Our decision to use the mini guillotine model was an attempt to mimic a tendon disorder with inflammatory components. Signs of inflammation are present in acute and mild tendinopathies [66, 67]. In previous studies using the mini guillotine injury method in rodents, the injured tendons have shown inflammatory reactions [911]. The significant increase in thickness of the injured tendons supports the suitability of the mini guillotine model for causing Achilles tendinopathy in the rat. The mini guillotine model has the advantage of being easier to use than overuse models such as the treadmill running model of Soslowsky et al. [68]. None of these models involves penetration of the skin and therefore they avoid the risk of infection during the injury procedure. The surgical procedure of tenotomy does introduce a risk for infection, and it may also be questioned as to how relevant this model for investigation of tendinopathies.

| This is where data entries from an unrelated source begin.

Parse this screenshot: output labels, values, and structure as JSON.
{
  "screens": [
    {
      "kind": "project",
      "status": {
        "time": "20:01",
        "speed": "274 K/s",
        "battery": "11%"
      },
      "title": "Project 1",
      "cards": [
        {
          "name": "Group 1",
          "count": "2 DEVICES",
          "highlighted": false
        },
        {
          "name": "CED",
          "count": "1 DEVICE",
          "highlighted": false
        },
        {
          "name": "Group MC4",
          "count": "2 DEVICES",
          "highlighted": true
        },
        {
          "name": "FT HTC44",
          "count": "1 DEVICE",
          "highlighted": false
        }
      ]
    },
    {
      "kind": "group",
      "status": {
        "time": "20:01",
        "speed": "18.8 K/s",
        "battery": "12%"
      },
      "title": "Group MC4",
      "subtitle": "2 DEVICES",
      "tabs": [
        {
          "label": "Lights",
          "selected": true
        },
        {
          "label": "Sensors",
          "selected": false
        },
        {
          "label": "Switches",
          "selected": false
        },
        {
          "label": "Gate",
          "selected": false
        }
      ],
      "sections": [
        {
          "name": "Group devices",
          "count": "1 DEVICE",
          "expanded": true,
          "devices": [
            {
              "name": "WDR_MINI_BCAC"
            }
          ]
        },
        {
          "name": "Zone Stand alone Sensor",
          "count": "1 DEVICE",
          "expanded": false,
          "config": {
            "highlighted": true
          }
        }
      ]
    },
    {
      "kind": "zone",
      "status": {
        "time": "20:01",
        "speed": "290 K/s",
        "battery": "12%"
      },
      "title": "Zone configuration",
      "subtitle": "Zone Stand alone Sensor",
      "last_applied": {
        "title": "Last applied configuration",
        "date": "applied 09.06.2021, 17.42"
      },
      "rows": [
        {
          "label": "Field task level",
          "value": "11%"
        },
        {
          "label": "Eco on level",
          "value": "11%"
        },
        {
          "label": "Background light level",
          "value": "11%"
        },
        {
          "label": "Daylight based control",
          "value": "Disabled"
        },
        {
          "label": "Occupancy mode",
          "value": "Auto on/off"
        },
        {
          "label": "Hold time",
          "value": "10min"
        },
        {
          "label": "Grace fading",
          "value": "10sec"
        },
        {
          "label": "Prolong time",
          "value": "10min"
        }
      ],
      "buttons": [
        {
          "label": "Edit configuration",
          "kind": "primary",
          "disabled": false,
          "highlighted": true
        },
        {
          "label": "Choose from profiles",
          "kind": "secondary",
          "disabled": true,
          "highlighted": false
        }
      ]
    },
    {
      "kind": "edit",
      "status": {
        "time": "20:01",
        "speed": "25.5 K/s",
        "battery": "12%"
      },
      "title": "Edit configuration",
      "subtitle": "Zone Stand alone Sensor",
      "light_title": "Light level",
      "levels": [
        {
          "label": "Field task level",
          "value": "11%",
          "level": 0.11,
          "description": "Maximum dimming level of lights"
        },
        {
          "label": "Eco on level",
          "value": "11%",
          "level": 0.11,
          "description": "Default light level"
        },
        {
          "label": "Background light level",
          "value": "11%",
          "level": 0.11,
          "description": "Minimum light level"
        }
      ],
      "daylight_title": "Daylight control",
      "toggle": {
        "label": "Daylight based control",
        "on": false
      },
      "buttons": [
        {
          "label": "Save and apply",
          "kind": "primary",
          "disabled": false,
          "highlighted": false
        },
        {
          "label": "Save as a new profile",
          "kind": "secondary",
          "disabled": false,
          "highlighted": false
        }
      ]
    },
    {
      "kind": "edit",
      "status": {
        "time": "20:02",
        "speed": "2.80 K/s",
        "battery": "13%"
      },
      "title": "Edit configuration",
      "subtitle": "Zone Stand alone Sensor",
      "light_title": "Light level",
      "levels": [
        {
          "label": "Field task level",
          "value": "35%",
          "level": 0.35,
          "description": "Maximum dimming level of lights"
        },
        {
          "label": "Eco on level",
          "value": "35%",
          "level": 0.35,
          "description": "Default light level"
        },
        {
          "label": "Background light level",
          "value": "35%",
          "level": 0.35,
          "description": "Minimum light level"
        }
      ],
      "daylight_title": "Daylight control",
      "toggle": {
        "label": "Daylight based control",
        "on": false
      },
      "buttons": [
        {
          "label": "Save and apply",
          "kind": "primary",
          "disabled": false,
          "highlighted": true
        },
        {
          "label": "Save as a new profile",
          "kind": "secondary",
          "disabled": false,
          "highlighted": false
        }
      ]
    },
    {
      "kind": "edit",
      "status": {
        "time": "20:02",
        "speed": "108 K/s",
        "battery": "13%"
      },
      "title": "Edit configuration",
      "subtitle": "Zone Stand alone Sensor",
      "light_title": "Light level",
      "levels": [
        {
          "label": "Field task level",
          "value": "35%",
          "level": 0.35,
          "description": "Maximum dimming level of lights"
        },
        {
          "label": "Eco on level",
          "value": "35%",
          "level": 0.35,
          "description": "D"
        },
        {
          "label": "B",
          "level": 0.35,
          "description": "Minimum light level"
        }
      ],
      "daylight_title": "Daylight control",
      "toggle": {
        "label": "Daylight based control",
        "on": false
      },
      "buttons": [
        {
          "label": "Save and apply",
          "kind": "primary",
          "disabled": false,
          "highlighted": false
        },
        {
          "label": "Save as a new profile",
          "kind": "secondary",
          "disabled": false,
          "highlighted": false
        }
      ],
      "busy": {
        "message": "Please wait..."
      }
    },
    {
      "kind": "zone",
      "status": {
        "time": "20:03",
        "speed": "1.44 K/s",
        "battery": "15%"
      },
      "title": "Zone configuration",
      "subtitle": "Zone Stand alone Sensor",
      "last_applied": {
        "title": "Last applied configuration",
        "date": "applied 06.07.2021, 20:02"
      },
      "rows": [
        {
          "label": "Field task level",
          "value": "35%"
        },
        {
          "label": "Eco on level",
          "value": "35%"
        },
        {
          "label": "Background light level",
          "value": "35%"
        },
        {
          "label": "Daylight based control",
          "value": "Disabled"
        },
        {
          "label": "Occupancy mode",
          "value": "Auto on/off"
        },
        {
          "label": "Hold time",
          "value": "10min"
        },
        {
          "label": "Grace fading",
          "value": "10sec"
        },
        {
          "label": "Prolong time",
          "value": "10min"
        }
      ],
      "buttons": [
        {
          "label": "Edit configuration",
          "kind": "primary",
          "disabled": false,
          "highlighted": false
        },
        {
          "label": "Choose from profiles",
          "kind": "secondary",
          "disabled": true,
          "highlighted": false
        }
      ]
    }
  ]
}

The use of animal models in research on human tendinopathies has its limitations. There are obvious anatomical differences between bipeds and quadrupeds. This affects the validity of using animal models to study tendinopathies, and limits extrapolation of the findings in animal studies to human tendinopathies. Whether effective laser parameters in small rodent models can be extrapolated to humans remains uncertain and additional clinical studies in humans to verify or repute the findings are called for.

Conclusion

Laser irradiation at 0.158 W/cm2 for 50 s (3 J) administered within the first half hour after two blunt trauma injuries15 h apart appeared to increase edema in the rat Achilles tendon measured at 23 h after LLLT.

The UTS of the rat Achilles tendon was not decreased significantly after two blunt traumas inflicted by a mini guillotine. This experimental model appears useful for investigating the optimal timing and effect of therapies in acute tendon injuries. In this model, edema can be reliably measured by US, and tendon UTS can be reliably tested in both healthy and weakened rat Achilles tendons. There is a need to further refine the experimental procedure to achieve a weakening of the rat Achilles tendon. Further studies with this model should include variations in the intervals between traumas, the timing of treatment, the number of LLLT sessions and the power densities.